The membership of GMAC includes not only biosafety scientific experts, but also members from the wider community, with backgrounds in law, philosophy, and environmental issues. Institutional Biosafety Committees also include an independent member.
The Australian system of plant variety protection is appropriate for developing countries and, if adopted, will smooth the way for Australian companies to transfer technology and plant varieties to those countries by protecting the company's intellectual property there.
The International Union for the Protection of New Varieties of Plants (UPOV) has adopted an Australian proposal to develop DNA profiling to establish the identity of plants.
The current Australian system for notification and assessment of genetic manipulation work is viewed internationally as among the most effective regulatory systems in the world. Furthermore, the standard of biotechnology research is recognised as very high, and Australia has a long record of prominence in areas of biomedical and agricultural biotechnology. Other countries are benefiting by drawing upon Australia's research and regulatory experience. For example, the ASEAN-Australia Biotechnology Project, which ran from 1989 to 1993, strengthened the capability of the member countries in using biotechnology to maximise the value of important natural resources abundant in the ASEAN region. The Project provided salaries and equipment for R& D, and organised training courses for scientists and technicians of the ASEAN region.

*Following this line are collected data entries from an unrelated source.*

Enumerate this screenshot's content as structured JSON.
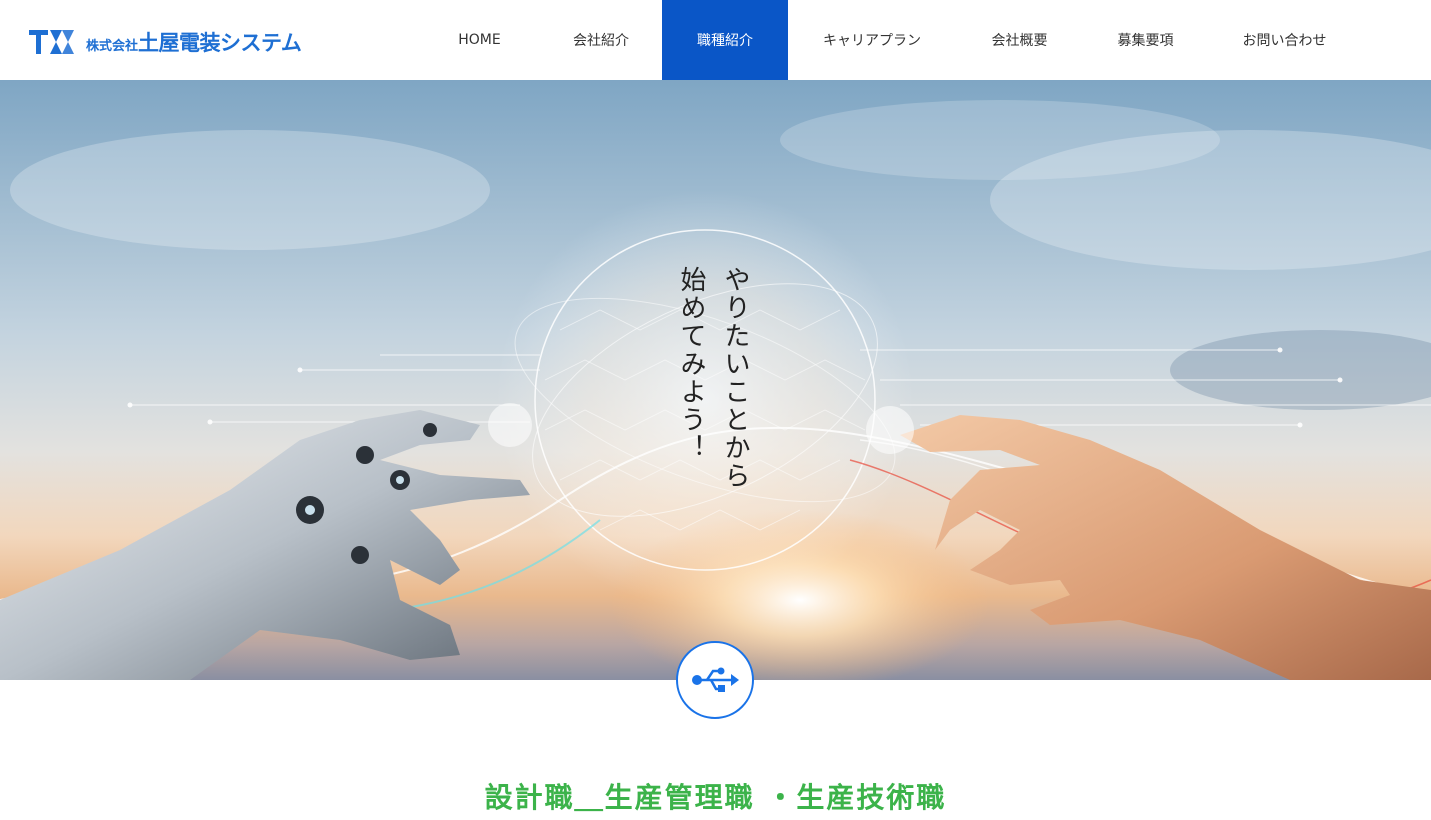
{
  "header": {
    "logo": {
      "mark": "TS",
      "prefix": "株式会社",
      "name": "土屋電装システム"
    },
    "nav": [
      {
        "label": "HOME",
        "active": false
      },
      {
        "label": "会社紹介",
        "active": false
      },
      {
        "label": "職種紹介",
        "active": true
      },
      {
        "label": "キャリアプラン",
        "active": false
      },
      {
        "label": "会社概要",
        "active": false
      },
      {
        "label": "募集要項",
        "active": false
      },
      {
        "label": "お問い合わせ",
        "active": false
      }
    ]
  },
  "hero": {
    "line1": "やりたいことから",
    "line2": "始めてみよう！"
  },
  "badge": {
    "icon": "usb-icon"
  },
  "section": {
    "title": "設計職＿生産管理職 ・生産技術職"
  },
  "colors": {
    "brand": "#1e6fd3",
    "nav_active": "#0a56c7",
    "title_green": "#3cb34a"
  }
}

The Crawford Fund for International Agricultural Research has run several workshops to train scientists and others from the Asia-Pacific region in molecular biology techniques.

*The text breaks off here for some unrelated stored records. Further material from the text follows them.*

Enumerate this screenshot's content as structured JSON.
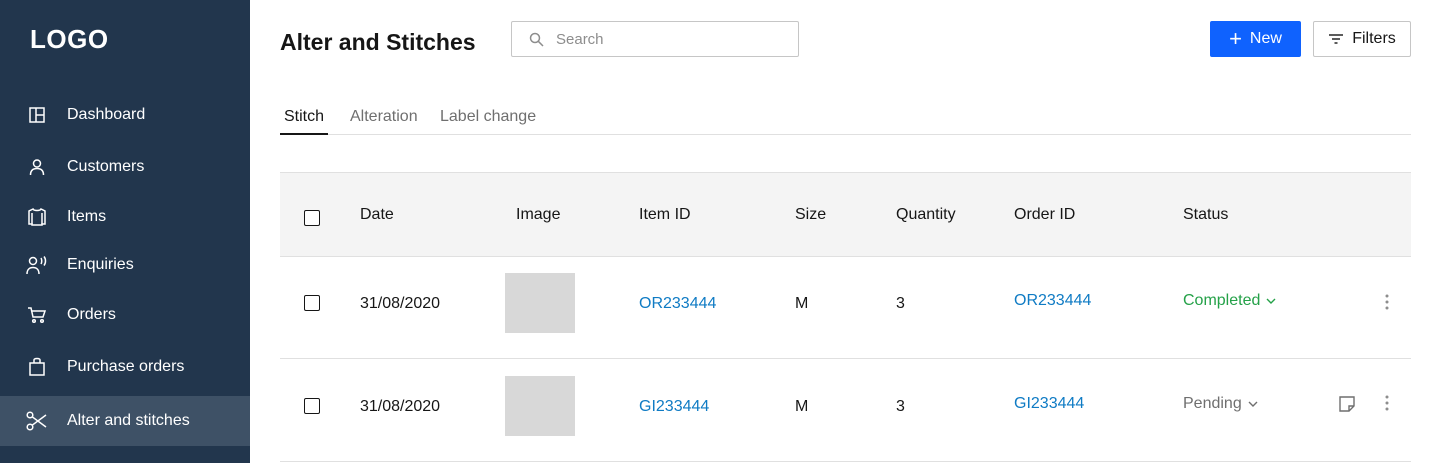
{
  "sidebar": {
    "logo": "LOGO",
    "items": [
      {
        "label": "Dashboard",
        "icon": "dashboard-icon"
      },
      {
        "label": "Customers",
        "icon": "user-icon"
      },
      {
        "label": "Items",
        "icon": "shirt-icon"
      },
      {
        "label": "Enquiries",
        "icon": "enquiry-icon"
      },
      {
        "label": "Orders",
        "icon": "cart-icon"
      },
      {
        "label": "Purchase orders",
        "icon": "bag-icon"
      },
      {
        "label": "Alter and stitches",
        "icon": "scissors-icon",
        "active": true
      }
    ]
  },
  "header": {
    "title": "Alter and Stitches",
    "search_placeholder": "Search",
    "new_label": "New",
    "filters_label": "Filters"
  },
  "tabs": [
    {
      "label": "Stitch",
      "active": true
    },
    {
      "label": "Alteration"
    },
    {
      "label": "Label change"
    }
  ],
  "table": {
    "columns": [
      "Date",
      "Image",
      "Item ID",
      "Size",
      "Quantity",
      "Order ID",
      "Status"
    ],
    "rows": [
      {
        "date": "31/08/2020",
        "item_id": "OR233444",
        "size": "M",
        "quantity": "3",
        "order_id": "OR233444",
        "status": "Completed",
        "status_color": "#24a148",
        "has_note": false
      },
      {
        "date": "31/08/2020",
        "item_id": "GI233444",
        "size": "M",
        "quantity": "3",
        "order_id": "GI233444",
        "status": "Pending",
        "status_color": "#6f6f6f",
        "has_note": true
      }
    ]
  },
  "colors": {
    "sidebar_bg": "#22364d",
    "sidebar_active": "#3e5166",
    "primary": "#0f62fe",
    "link": "#0f7bc4"
  }
}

Australia's tertiary education system is open to and used by undergraduate and postgraduate students from many countries, and thereby provides a very effective mechanism to transfer know-how and technology (including biotechnology) to developing countries.

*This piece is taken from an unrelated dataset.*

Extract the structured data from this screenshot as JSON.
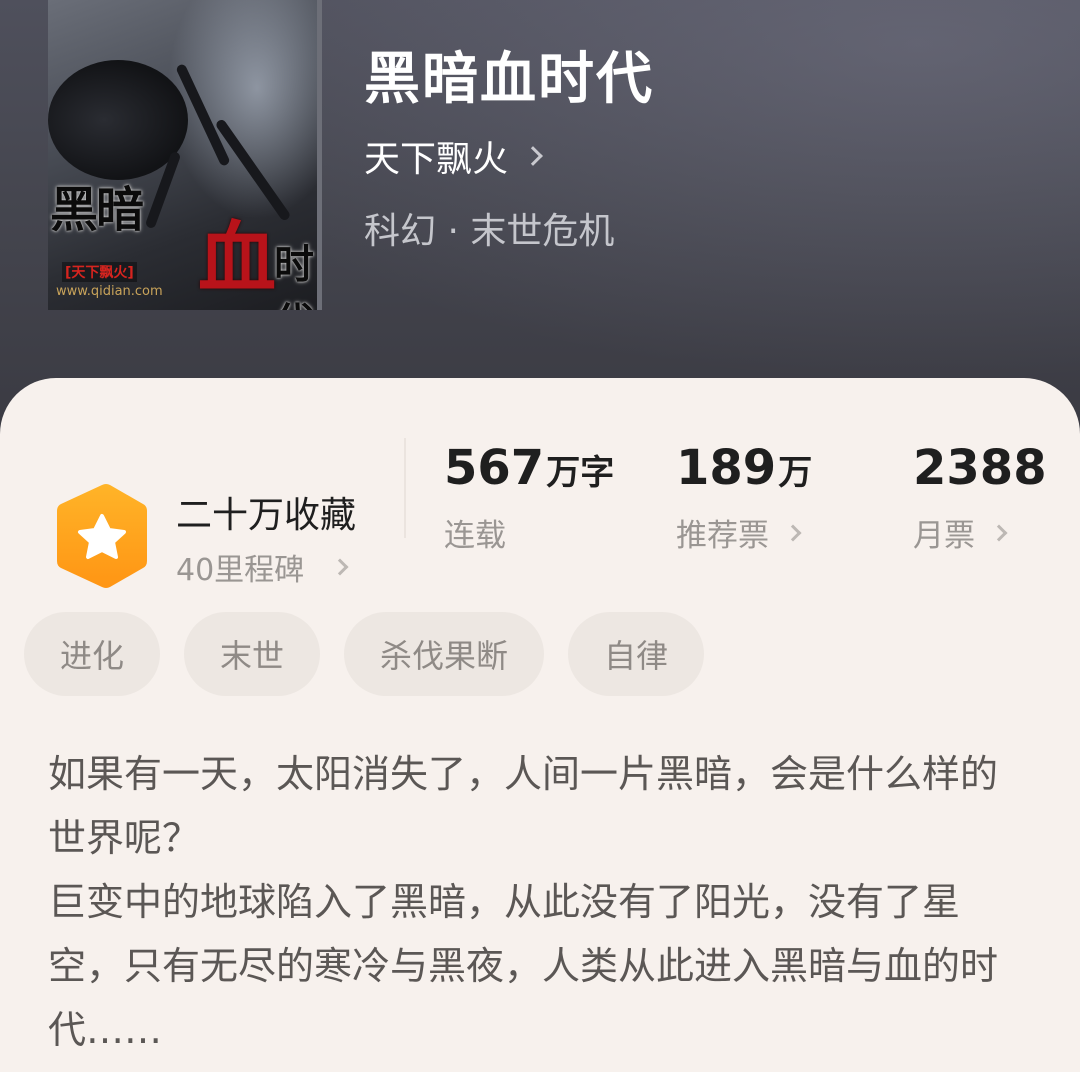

Australia's environment management industries have particular strengths in areas such as water and wastewater treatment, bioremediation of degraded sites, and monitoring equipment. Many firms are actively applying their expertise to problems in other countries.
A number of biotechnology-related activities have been supported through Australia's development cooperation program. For example, Australia is providing $6 million for a project titled the 'Eastern Islands Veterinary Management Project' in Indonesia. The project involves research on the various livestock diseases and capacity building of the Denpasar Disease Investigations Research Centre by equipping the laboratories and providing technical training.
The ASEAN-Australia Biotechnology Project was funded jointly by the six ASEAN nations (A$5.94 million) and Australia (A$5.94 million) as part of the ASEAN-Australia Economic Cooperation Program. The program was managed by Australian Biotechnological Resources Pty Ltd.
One of the major aims of the project was to capitalise on the knowledge of traditional herbalists in order to identify the active agents of indigenous plants and manufacture them in ASEAN. This project utilised the wide biological diversity of plants in the ASEAN region to explore possible alternatives to the current synthetic chemicals. The project included a component to train scientists and maintenance staff in aspects of the biotechnology industry. Also a manual, titled 'Biotechnology for Development: Principles and practice relevant to developing countries', was published and distributed.
Australia has signed and ratified the Biodiversity Convention which contains international obligations on biotechnology transfer, biosafety and conservation of biological resources. Part of Australia's contribution to the GEF is used to support activities under the Biodiversity Convention.